I'm running a Monte Carlo code for particle simulation, written in CUDA. Basically, in each step I calculate the velocity of each particle and update its position. The velocity is directly proportional to the path length. For a given material, the path length has a certain distribution. I know the probability density function of this path length. I now try to sample random numbers according to this function via rejection method. I would describe my CUDA knowledge as limited. I understood, that it is preferable to create large chunks of random numbers at once instead of multiple small chunks. However, for the rejection method, I generate only two random numbers, check a certain condition and repeat this procedure in the case of failure. Therefore I generate my random numbers on the kernel.
Using the profiler / nvvp I noticed, that basically 50% of my time is spend during the rejection method.
Here is my question: Are there any ways to optimize the rejection methods?
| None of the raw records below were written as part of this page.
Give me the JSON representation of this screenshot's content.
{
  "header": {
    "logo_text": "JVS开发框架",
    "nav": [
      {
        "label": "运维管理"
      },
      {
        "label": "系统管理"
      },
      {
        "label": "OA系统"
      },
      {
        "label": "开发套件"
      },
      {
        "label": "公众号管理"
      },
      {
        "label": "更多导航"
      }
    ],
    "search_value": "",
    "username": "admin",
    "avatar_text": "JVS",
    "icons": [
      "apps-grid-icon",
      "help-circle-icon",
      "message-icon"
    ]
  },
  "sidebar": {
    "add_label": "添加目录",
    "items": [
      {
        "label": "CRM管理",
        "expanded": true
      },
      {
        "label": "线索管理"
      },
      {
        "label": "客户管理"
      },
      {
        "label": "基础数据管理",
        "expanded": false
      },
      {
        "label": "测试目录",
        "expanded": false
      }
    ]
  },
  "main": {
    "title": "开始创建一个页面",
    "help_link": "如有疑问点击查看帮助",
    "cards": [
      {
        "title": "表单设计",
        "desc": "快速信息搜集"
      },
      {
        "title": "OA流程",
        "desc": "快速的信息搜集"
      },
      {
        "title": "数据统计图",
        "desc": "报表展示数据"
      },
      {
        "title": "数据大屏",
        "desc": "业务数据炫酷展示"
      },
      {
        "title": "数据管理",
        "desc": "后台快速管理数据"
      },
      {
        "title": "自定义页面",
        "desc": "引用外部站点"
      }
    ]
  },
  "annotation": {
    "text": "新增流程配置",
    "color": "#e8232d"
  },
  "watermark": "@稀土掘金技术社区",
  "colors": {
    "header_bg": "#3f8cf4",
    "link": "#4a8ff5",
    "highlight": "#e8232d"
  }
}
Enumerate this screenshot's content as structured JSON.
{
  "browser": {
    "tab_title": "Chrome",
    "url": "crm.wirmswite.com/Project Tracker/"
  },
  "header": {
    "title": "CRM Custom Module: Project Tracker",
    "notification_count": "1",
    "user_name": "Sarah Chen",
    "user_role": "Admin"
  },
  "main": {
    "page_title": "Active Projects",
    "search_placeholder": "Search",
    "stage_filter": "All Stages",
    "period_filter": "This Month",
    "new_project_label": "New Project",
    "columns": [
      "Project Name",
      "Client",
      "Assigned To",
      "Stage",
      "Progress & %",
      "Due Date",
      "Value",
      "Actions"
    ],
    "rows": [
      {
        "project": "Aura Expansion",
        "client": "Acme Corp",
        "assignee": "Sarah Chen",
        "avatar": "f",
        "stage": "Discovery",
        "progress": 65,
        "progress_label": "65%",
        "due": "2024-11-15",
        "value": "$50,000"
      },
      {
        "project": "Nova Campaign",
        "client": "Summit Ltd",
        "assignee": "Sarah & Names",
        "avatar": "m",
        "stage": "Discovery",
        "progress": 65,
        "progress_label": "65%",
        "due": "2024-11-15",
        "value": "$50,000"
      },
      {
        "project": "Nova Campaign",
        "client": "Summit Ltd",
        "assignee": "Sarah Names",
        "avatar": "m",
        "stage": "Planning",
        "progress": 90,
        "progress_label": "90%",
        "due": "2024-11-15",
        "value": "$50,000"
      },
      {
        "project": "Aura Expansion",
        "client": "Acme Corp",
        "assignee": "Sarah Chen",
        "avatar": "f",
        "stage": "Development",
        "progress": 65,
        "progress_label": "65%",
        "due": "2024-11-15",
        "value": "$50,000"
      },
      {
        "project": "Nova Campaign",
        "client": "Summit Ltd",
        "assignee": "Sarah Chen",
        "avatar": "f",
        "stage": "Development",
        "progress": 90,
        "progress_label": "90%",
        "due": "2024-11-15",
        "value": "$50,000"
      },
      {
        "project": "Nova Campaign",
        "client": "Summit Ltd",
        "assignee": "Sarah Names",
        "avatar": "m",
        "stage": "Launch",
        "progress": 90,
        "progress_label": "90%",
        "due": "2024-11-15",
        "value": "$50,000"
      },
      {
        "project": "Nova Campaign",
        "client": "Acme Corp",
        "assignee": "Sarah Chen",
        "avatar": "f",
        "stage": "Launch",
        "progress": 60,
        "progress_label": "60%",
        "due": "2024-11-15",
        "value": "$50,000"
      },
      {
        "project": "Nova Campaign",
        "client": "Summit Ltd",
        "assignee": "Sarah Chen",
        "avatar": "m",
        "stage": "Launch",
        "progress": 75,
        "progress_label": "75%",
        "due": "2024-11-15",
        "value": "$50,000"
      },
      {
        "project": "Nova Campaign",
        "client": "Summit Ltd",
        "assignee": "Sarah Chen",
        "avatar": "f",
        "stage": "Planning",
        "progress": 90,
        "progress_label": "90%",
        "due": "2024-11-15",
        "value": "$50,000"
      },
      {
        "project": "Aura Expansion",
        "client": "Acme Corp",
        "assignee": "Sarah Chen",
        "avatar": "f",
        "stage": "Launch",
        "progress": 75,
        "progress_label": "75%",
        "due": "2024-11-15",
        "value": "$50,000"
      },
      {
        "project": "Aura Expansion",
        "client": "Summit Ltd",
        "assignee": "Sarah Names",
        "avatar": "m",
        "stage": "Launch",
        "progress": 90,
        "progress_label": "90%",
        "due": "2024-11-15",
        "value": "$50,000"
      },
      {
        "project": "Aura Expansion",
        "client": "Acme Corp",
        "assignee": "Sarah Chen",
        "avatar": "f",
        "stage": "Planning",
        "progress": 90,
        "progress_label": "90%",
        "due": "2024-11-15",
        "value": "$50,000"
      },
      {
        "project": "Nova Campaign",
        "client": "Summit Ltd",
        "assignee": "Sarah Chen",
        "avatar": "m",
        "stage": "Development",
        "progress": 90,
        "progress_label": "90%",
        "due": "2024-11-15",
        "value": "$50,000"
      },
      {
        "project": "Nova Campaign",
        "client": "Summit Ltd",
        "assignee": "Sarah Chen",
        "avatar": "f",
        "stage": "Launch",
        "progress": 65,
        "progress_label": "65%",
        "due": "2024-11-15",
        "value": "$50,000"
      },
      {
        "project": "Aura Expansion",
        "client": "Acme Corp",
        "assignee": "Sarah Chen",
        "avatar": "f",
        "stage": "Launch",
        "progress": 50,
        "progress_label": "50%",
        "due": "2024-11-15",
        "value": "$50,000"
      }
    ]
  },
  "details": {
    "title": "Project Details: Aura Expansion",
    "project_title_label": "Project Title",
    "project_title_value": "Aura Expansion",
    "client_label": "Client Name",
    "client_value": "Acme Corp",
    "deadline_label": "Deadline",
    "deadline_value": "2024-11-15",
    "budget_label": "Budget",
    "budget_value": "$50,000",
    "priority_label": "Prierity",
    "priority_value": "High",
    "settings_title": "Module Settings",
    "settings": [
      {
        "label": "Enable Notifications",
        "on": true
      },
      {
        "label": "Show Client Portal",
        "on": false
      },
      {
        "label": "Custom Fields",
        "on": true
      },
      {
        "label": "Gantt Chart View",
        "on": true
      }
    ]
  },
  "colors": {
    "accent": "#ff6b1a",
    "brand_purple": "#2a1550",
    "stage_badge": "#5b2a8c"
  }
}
I appreciate every answer.
CODE
Here is the rejection method.
__global__ void rejectSamplePathlength(float* P, curandState* globalState,
int numParticles, float sigma, int timestep,curandState state) {
int i = blockDim.x * blockIdx.x + threadIdx.x;
if (i < numParticles) {
bool success = false;
float p;
float rho1, rho2;
float a, b;
a = 0.0;
b = 10.0;
curand_init(i, 0, 0, &state);
while (!success) {
rho1 = curand_uniform(&globalState[i]);
rho2 = curand_uniform(&globalState[i]);
if (rho2 < pathlength(a, b, rho1, sigma)) {
p = a + rho1 * (b - a);
success = true;
}
}
P[i] = abs(p);
}
}
The pathlength function in the if statement computes a value y=f(x) on the kernel. I"m pretty sure, that curand_init is problematic in terms of time, but without this statement, each kernel would generate the same numbers?